Father Greg Boyle’s work with former gang members at Homeboy Industries might not seem to fit to a week of lectures focused on boys, but he and his “homies” would beg to differ.
“There’s no question that we do a certain thing,” Boyle said. “We intervene and help formerly gang-involved individuals. But every single man here was a boy at some point, so they can speak to what might have helped them.”
Boyle will speak at 2 p.m. today in the Hall of Philosophy. He will be joined by friends Javier Chavez and Germaine Smith, former gang members who have been rehabilitated by Homeboy Industries. The trio will deliver a program titled “Standing in Awe: Compassion, Redemption, and Boys Reaching Manhood in the Barrio.”
Chavez and Smith will share their experiences with the audience before Boyle joins in to offer comments about Homeboy Industries and to answer questions.
Boyle said that Chavez’s and Smith’s testimony will help to highlight how childhood problems can become much larger issues in adulthood.
“In telling their stories, they’ll be able to identify what those junctures and obstacles and things are that people could have addressed as a society, as a community, but didn’t,” Boyle said. “We don’t solve the gang problem, but we help gang members and folks who get out of prison redirect their lives. But society needs to do lots of things. They need to address issues early on so folks don’t go to prison in the first place.”
When those issues are not addressed, Homeboy Industries steps in to provide support, classes, training and jobs to help former gang members and prisoners reestablish themselves in society.
Boyle said that the program grew out of violence between eight rival gangs that were active in Dolores Mission, the parish he ran in Boyle Heights, Los Angeles, in 1988. Since then, Homeboy Industries has grown to serve all of Los Angeles County and assists more than 10,000 people each year.
“We foster a sense of community here,” Boyle said. “So if love is the answer, community is the context and tenderness is the methodology. So you want to be able to create a community of kinship, where people feel like they belong.”
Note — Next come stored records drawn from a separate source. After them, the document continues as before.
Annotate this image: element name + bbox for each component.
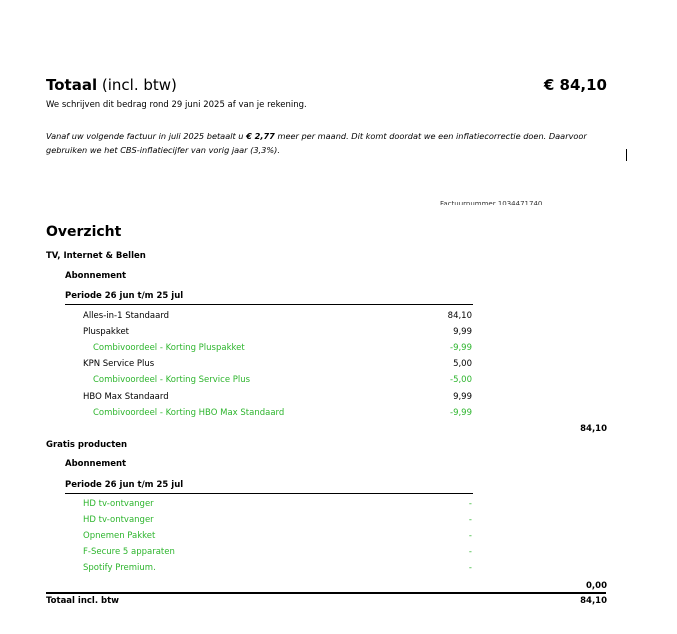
notice-post: meer per maand. Dit komt doordat we een inflatiecorrectie doen. Daarvoor gebruiken we het CBS-inflatiecijfer van vorig jaar (3,3%). bbox=[46, 131, 587, 155]
free-product-value: - bbox=[468, 515, 472, 525]
debit-note: We schrijven dit bedrag rond 29 juni 2025 af van je rekening. bbox=[46, 100, 307, 110]
invoice-total-title bbox=[46, 76, 177, 94]
inflation-notice bbox=[46, 129, 606, 157]
section-subtotal: 84,10 bbox=[580, 424, 607, 434]
free-product-value: - bbox=[468, 563, 472, 573]
section-title-free: Gratis producten bbox=[46, 440, 128, 450]
cutoff-invoice-number: Factuurnummer 1034471740 bbox=[440, 201, 543, 205]
notice-amount: € 2,77 bbox=[246, 131, 275, 141]
discount-value: -9,99 bbox=[450, 343, 472, 353]
free-product-label: Opnemen Pakket bbox=[83, 531, 156, 541]
free-product-value: - bbox=[468, 531, 472, 541]
title-bold: Totaal bbox=[46, 76, 98, 94]
line-item-label: HBO Max Standaard bbox=[83, 392, 169, 402]
line-item-value: 5,00 bbox=[453, 359, 472, 369]
discount-label: Combivoordeel - Korting HBO Max Standaard bbox=[93, 408, 285, 418]
grand-total-value: 84,10 bbox=[580, 596, 607, 606]
discount-label: Combivoordeel - Korting Service Plus bbox=[93, 375, 251, 385]
line-item-label: Pluspakket bbox=[83, 327, 130, 337]
free-product-value: - bbox=[468, 499, 472, 509]
subscription-label: Abonnement bbox=[65, 271, 127, 281]
grand-total-divider bbox=[46, 592, 606, 594]
period-divider bbox=[65, 493, 473, 494]
period-label: Periode 26 jun t/m 25 jul bbox=[65, 291, 184, 301]
period-divider bbox=[65, 304, 473, 305]
discount-value: -9,99 bbox=[450, 408, 472, 418]
title-light: (incl. btw) bbox=[97, 76, 177, 94]
free-product-label: F-Secure 5 apparaten bbox=[83, 547, 175, 557]
section-subtotal: 0,00 bbox=[586, 581, 607, 591]
overview-heading: Overzicht bbox=[46, 224, 122, 240]
line-item-value: 9,99 bbox=[453, 392, 472, 402]
free-product-value: - bbox=[468, 547, 472, 557]
period-label: Periode 26 jun t/m 25 jul bbox=[65, 480, 184, 490]
grand-total-label: Totaal incl. btw bbox=[46, 596, 120, 606]
free-product-label: HD tv-ontvanger bbox=[83, 499, 154, 509]
subscription-label: Abonnement bbox=[65, 459, 127, 469]
line-item-label: KPN Service Plus bbox=[83, 359, 155, 369]
free-product-label: Spotify Premium. bbox=[83, 563, 156, 573]
text-cursor bbox=[626, 149, 627, 161]
discount-label: Combivoordeel - Korting Pluspakket bbox=[93, 343, 245, 353]
line-item-value: 9,99 bbox=[453, 327, 472, 337]
discount-value: -5,00 bbox=[450, 375, 472, 385]
free-product-label: HD tv-ontvanger bbox=[83, 515, 154, 525]
line-item-label: Alles-in-1 Standaard bbox=[83, 311, 170, 321]
section-title-tv: TV, Internet & Bellen bbox=[46, 251, 146, 261]
line-item-value: 84,10 bbox=[447, 311, 472, 321]
total-amount: € 84,10 bbox=[543, 76, 607, 94]
notice-pre: Vanaf uw volgende factuur in juli 2025 betaalt u bbox=[46, 131, 247, 141]
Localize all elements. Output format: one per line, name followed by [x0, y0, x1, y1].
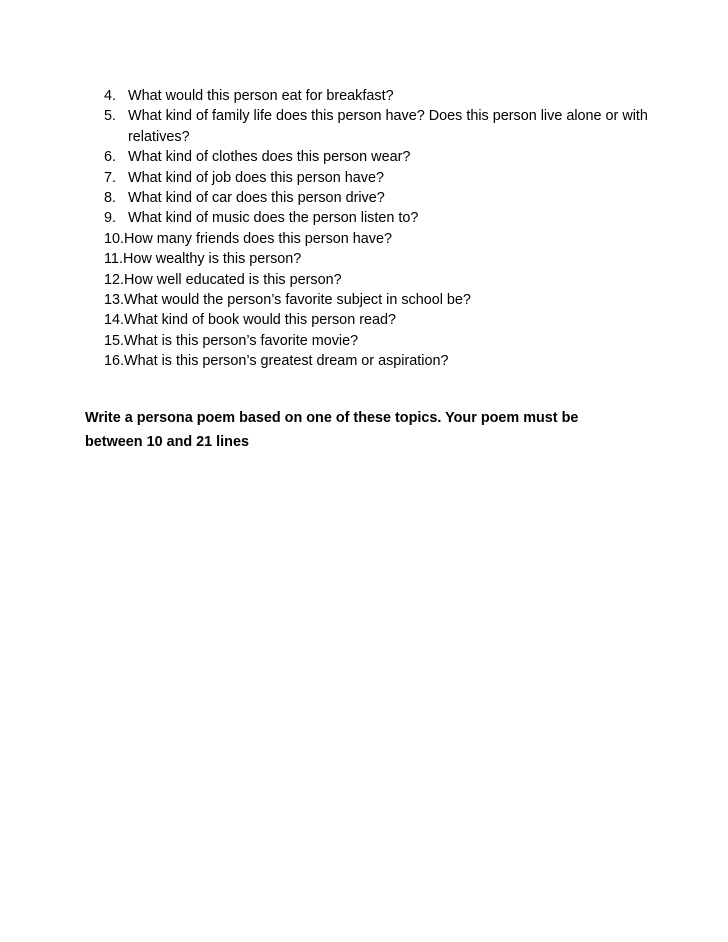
- poem-instruction: Write a persona poem based on one of these topics. Your poem must be between 10 and 21 lines: [85, 410, 579, 450]
- question-number: 7.: [104, 169, 117, 186]
- question-number: 8.: [104, 190, 117, 207]
- question-item-10: [104, 229, 664, 249]
- question-number: 6.: [104, 149, 117, 166]
- question-text: How many friends does this person have?: [124, 230, 392, 247]
- question-number: 15.: [104, 332, 125, 349]
- question-number: 14.: [104, 312, 125, 329]
- question-number: 10.: [104, 230, 125, 247]
- question-text: What would the person’s favorite subject in school be?: [124, 292, 471, 309]
- question-item-15: [104, 331, 664, 351]
- question-number: 12.: [104, 271, 125, 288]
- question-text: How wealthy is this person?: [122, 251, 302, 268]
- question-number: 5.: [104, 108, 117, 125]
- question-item-14: [104, 310, 664, 330]
- question-text: What is this person’s greatest dream or aspiration?: [124, 353, 449, 370]
- question-text: What would this person eat for breakfast?: [128, 88, 394, 104]
- question-list: [104, 86, 664, 372]
- question-item-8: [104, 188, 664, 208]
- question-text: What kind of clothes does this person wear?: [128, 149, 411, 166]
- question-number: 13.: [104, 292, 125, 309]
- question-text: What kind of family life does this person have? Does this person live alone or with relatives?: [128, 108, 648, 145]
- question-item-11: [104, 249, 664, 269]
- question-number: 9.: [104, 210, 117, 227]
- question-text: What kind of book would this person read?: [124, 312, 396, 329]
- question-text: What is this person’s favorite movie?: [124, 332, 359, 349]
- question-item-4: [104, 86, 664, 106]
- question-text: What kind of music does the person listen to?: [128, 210, 419, 227]
- question-text: What kind of job does this person have?: [128, 169, 384, 186]
- question-number: 16.: [104, 353, 125, 370]
- question-number: 4.: [104, 88, 117, 104]
- question-item-5: [104, 106, 664, 147]
- question-item-12: [104, 270, 664, 290]
- question-text: What kind of car does this person drive?: [128, 190, 385, 207]
- question-number: 11.: [104, 251, 123, 268]
- question-item-9: [104, 208, 664, 228]
- question-item-16: [104, 351, 664, 371]
- question-item-7: [104, 168, 664, 188]
- question-item-13: [104, 290, 664, 310]
- question-text: How well educated is this person?: [124, 271, 342, 288]
- question-item-6: [104, 147, 664, 167]
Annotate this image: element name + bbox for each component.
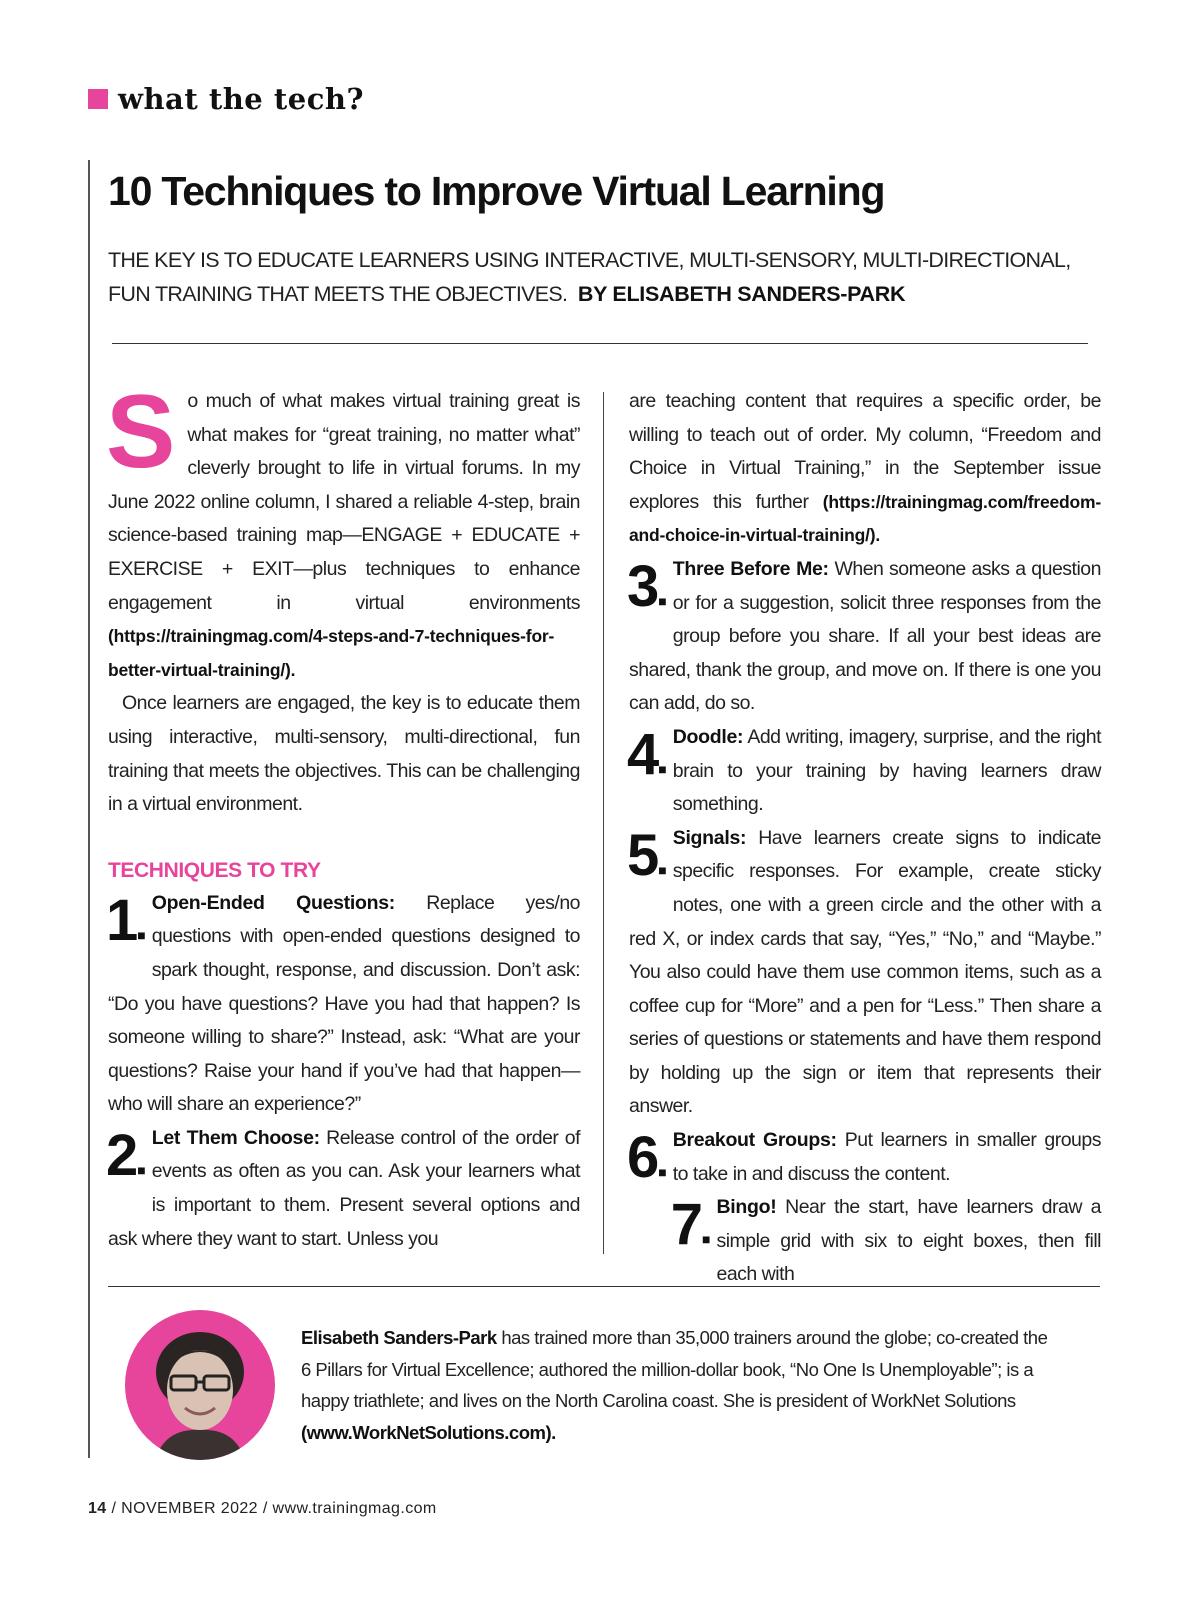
technique-6-title: Breakout Groups:	[672, 1129, 837, 1152]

Boyle said that although many in his Chautauqua audience may have little experience with the kind of gang culture that exists in Los Angeles, the message of Homeboy Industries is still relevant to their lives.
“The more hands on deck the better,” Boyle said. “The more people that can have kind of an aerial view of a very complex social dilemma and then they can apply their own wisdom to how they respond in their own given communities. The more you can foster a sense of kinship and connection where people are joined together, our country and our society is obviously better off.”